The Project and The River
I’ve had this idea bouncing around in my head for a while that I haven’t quite been able to articulate. Let me see if I can use an image to explain it…let’s pretend that your project is a river. It moves, sometimes rapidly, sometimes slowly, working its way downhill toward some sort of goal. Along the way, the river encounters obstructions in it’s path. Some are large obstructions, perhaps a beaver dam, others are relatively small obstructions like a boulder. The river may be slowed by these impediments, but it finds its way around them. Some obstructions it is even able to move out of it’s way – logjams break, trees are undermined and give way.
Our projects, like our metaphorical river, are shaped by the obstacles that they encounter. Our projects have obstacles that they can remove, and others that they can’t – and we have to work around those. If we could visualize our project’s progress over time, we might describe them as a winding river. They bend and twist, they rush and go calm.

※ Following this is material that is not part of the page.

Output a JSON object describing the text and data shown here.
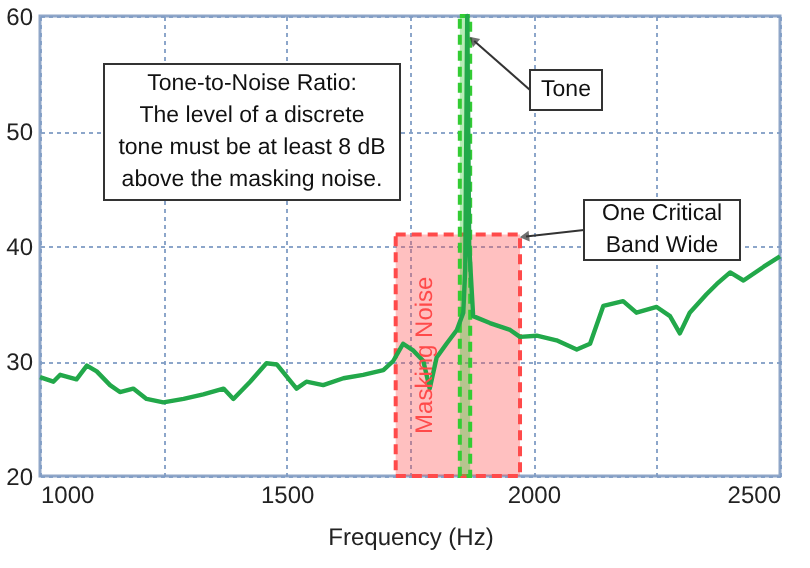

What if you were to take away all of the obstructions in our river metaphor and just look at the water by itself? You would see this snaking tube of water that behaves in all sorts of strange ways for no obvious reason. If we follow the path of this watercourse (I visualize it as hovering in the air) we would have many questions: Why does the water suddenly turn into a hectic spray here? Why does it slow down and turn into an enormous slow pool there?
Without seeing the obstacles, you would only be able to speculate what the causes of these phenomenon were. I believe that we treat our development work in the same fashion as this river. We ignore the obstacles and only look at the work (the water). We don’t see the boulders (impediments) that we work around every day. We wonder why the project is moving so slowly, or we marvel at the sudden, unexpected rush that we never saw coming. If only we could see the obstacles before or even as we reached them. That’s what the good teams do.
We and our projects are shaped by the obstacles that we encounter every day. If you want to understand what shapes your projects, you need to understand the risks and impediments that impact it. If you are aware, and able to manage these issues, then you move from reacting to the obstacles to anticipating and mitigating their impact. You are able to change the shape of your project/river. You move from participant to architect.